I was just watching Magic Mike this past weekend, trying to convince my boyfriend to see the sequel because the original was far better than it had any right to be, because it was a completely different film than any description of it might suggest. You hear the words "Channing Tatum male stripper drama" and you can't help but get a certain image in your head. Especially if you've seen clips of Matthew McConaughey's legendary performance. But Reid Carolin's script and Steven Soderbergh's direction subvert that at practically every turn. Magic Mike, based on Tatum's experience as a male stripper, is actually a whopper of a character study. That's probably because Tatum really KNOWS these people. Like, knows them on a deeper level than they probably know themselves. Constantly up on the take, these are "bros" who might aspire to something more... or would, if they had any ambition to change their lives or, you know, actually DO anything.
And the film is full of shots of people watching things - be they half-naked people or Joe Manganiello's giant dick in a penis pump or something else entirely. It comes close to being an indictment of the audience and their expectations/demands.
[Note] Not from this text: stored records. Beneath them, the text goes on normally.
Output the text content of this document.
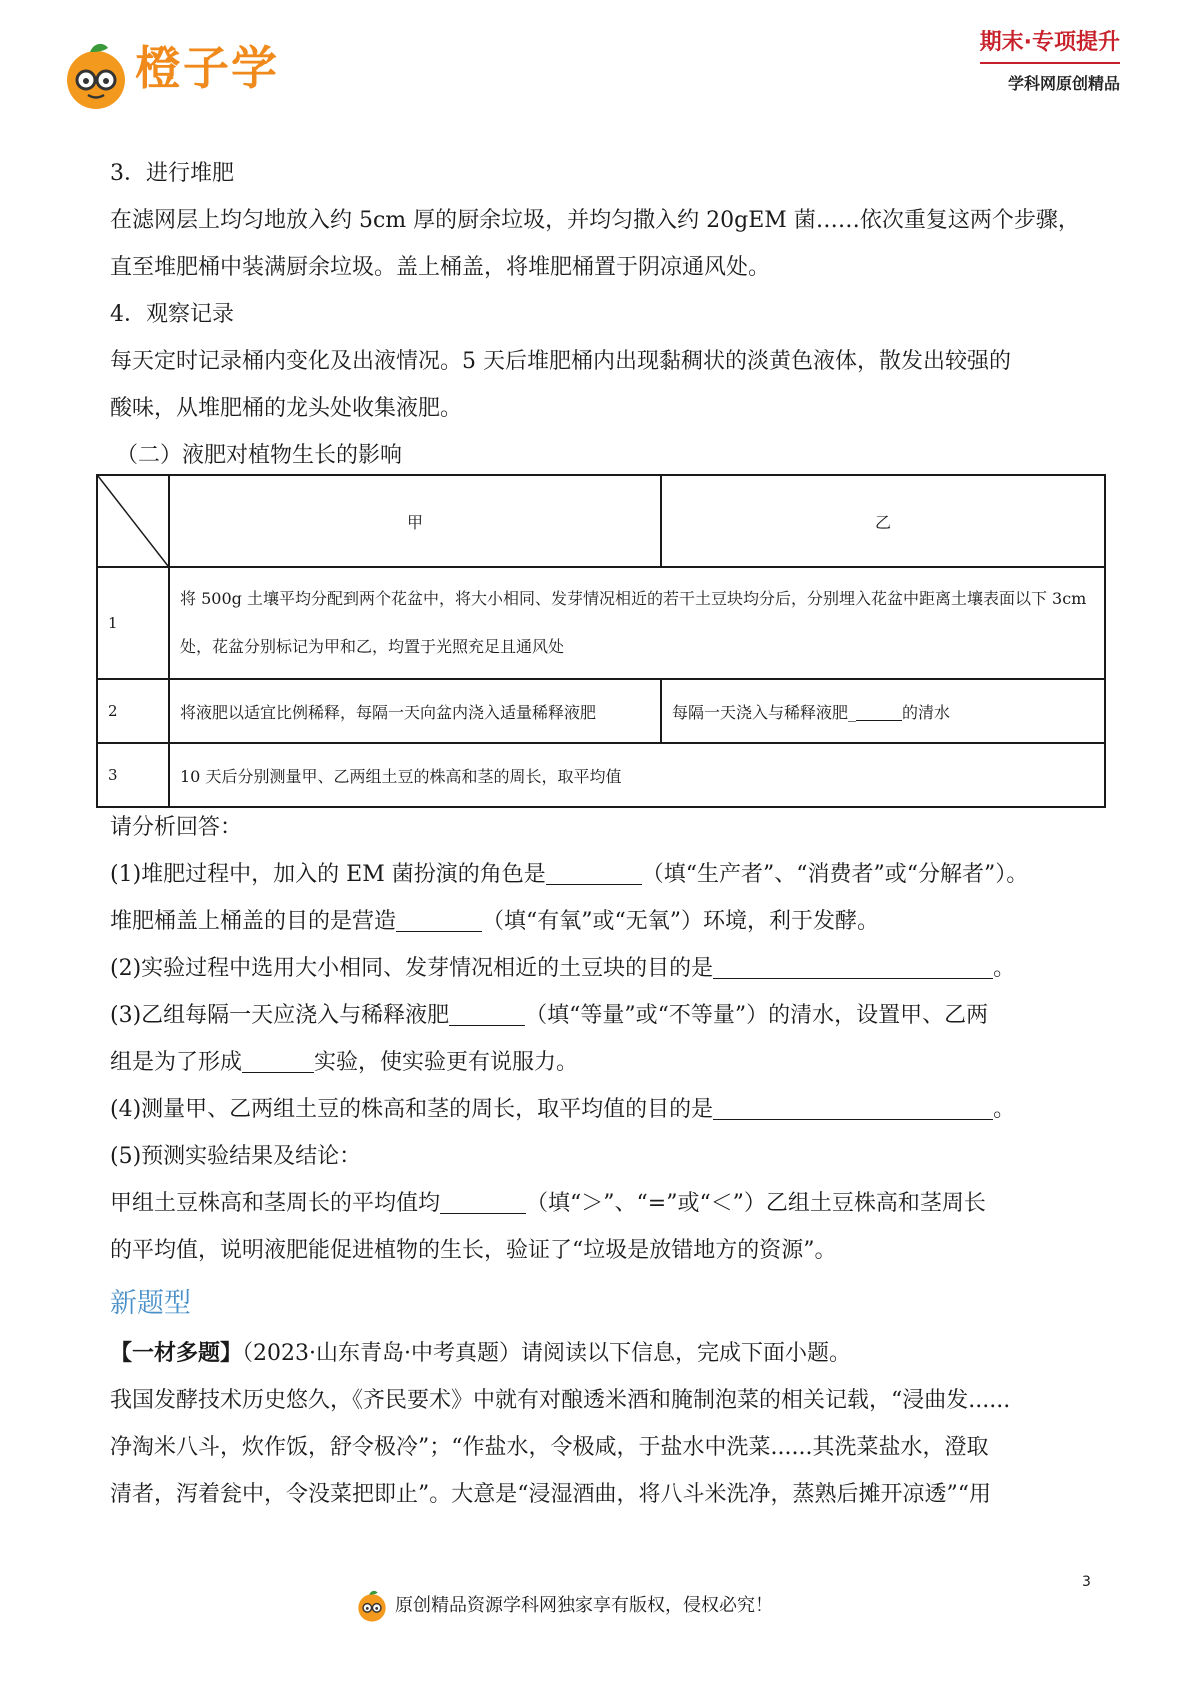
橙子学	期末·专项提升
学科网原创精品
3．进行堆肥
在滤网层上均匀地放入约 5cm 厚的厨余垃圾，并均匀撒入约 20gEM 菌……依次重复这两个步骤，
直至堆肥桶中装满厨余垃圾。盖上桶盖，将堆肥桶置于阴凉通风处。
4．观察记录
每天定时记录桶内变化及出液情况。5 天后堆肥桶内出现黏稠状的淡黄色液体，散发出较强的
酸味，从堆肥桶的龙头处收集液肥。
（二）液肥对植物生长的影响
	甲	乙
1	将 500g 土壤平均分配到两个花盆中，将大小相同、发芽情况相近的若干土豆块均分后，分别埋入花盆中距离土壤表面以下 3cm 处，花盆分别标记为甲和乙，均置于光照充足且通风处	
2	将液肥以适宜比例稀释，每隔一天向盆内浇入适量稀释液肥	每隔一天浇入与稀释液肥_ 的清水
3	10 天后分别测量甲、乙两组土豆的株高和茎的周长，取平均值	
请分析回答：
(1)堆肥过程中，加入的 EM 菌扮演的角色是	（填“生产者”、“消费者”或“分解者”）。
堆肥桶盖上桶盖的目的是营造	（填“有氧”或“无氧”）环境，利于发酵。
(2)实验过程中选用大小相同、发芽情况相近的土豆块的目的是	。
(3)乙组每隔一天应浇入与稀释液肥	（填“等量”或“不等量”）的清水，设置甲、乙两
组是为了形成	实验，使实验更有说服力。
(4)测量甲、乙两组土豆的株高和茎的周长，取平均值的目的是	。
(5)预测实验结果及结论：
甲组土豆株高和茎周长的平均值均	（填“＞”、“=”或“＜”）乙组土豆株高和茎周长
的平均值，说明液肥能促进植物的生长，验证了“垃圾是放错地方的资源”。
新题型
【一材多题】（2023·山东青岛·中考真题）请阅读以下信息，完成下面小题。
我国发酵技术历史悠久，《齐民要术》中就有对酿透米酒和腌制泡菜的相关记载，“浸曲发......
净淘米八斗，炊作饭，舒令极冷”；“作盐水，令极咸，于盐水中洗菜......其洗菜盐水，澄取
清者，泻着瓮中，令没菜把即止”。大意是“浸湿酒曲，将八斗米洗净，蒸熟后摊开凉透”“用
原创精品资源学科网独家享有版权，侵权必究！
3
Sort of, "Oh, you thought this was going to be a hootin'-hollerin' good time? An easy-breezy summer skin flick? How dare you expect so little of us! Oh we'll give you what you want, but you may not want it when we do."
|Best Shot Runner-up; we've never seen dance from this angle before!|
And so all of this is why I chose this as my Best Shot. When Cody Horn's Brooke shows up at the revue to see if what her brother Adam (Alex Pettyfer, perfectly cast for once in his life) told her about his new job was actually real, she doesn't know what to expect. And when his new best friend/mentor Mike tells her to stay and watch the rest of the show, she's dismissive. But then as she's about to leave, she hears the crowd go wild for Dallas's intro for "Magic" Mike. And then Ginuwine's "Pony" starts up, and Mike starts dancing, and she can't quite look away.
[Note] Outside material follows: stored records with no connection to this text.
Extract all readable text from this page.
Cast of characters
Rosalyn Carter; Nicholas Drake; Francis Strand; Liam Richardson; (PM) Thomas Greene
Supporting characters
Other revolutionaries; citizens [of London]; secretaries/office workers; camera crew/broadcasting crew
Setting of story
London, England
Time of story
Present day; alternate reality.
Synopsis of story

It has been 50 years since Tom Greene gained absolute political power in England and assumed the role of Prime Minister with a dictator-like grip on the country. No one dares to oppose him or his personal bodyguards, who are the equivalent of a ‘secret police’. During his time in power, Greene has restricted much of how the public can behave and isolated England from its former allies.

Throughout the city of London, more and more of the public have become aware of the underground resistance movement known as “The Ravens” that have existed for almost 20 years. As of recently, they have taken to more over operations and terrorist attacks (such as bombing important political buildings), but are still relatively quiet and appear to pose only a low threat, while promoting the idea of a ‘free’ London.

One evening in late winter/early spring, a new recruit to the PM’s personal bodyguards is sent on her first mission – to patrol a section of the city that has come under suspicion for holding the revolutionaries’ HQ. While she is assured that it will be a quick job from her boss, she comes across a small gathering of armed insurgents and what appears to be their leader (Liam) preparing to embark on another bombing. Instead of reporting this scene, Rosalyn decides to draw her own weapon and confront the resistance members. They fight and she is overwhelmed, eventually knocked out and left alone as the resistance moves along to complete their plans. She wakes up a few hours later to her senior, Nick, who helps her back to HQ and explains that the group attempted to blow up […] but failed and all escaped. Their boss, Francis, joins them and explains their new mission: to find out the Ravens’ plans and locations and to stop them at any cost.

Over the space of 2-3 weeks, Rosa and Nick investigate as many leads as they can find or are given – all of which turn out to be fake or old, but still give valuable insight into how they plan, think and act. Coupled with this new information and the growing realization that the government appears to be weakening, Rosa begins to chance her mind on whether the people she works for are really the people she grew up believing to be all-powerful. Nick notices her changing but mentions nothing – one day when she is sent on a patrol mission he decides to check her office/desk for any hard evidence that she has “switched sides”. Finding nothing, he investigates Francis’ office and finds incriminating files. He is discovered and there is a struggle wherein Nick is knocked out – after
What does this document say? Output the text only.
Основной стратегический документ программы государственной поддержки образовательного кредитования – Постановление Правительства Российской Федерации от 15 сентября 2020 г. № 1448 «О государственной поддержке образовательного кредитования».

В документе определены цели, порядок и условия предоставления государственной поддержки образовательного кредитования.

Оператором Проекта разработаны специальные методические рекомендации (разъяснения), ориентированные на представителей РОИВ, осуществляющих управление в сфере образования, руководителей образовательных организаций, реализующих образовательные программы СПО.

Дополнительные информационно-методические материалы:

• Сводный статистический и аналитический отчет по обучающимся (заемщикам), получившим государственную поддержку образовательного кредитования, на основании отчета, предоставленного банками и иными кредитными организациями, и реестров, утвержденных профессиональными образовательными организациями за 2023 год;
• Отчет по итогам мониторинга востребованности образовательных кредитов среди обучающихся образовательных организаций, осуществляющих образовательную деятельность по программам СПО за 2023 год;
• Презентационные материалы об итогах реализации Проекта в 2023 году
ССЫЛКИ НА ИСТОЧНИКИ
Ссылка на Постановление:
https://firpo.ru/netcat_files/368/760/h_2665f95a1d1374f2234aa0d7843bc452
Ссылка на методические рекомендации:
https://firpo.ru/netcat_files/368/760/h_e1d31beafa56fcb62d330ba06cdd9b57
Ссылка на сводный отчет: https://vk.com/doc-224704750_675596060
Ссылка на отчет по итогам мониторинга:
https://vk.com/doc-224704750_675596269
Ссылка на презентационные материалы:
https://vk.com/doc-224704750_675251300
I don't think there's been a single shot in recent times that so thoroughly shows the audience their reaction to watching the movie in which it takes place. It's genius, and completely essential to the film, giving us all that we need to see that maybe Brooke isn't a complete stick in the mud, and that she and Mike might actually be good for each other. It's the key to the whole movie: Screw up this moment, and the film fails. But it's Soderbergh, so he knows how important this moment it is and nails it. Far be it from me to advocate taking time away from watching Channing Tatum dance, but this shot is worth it.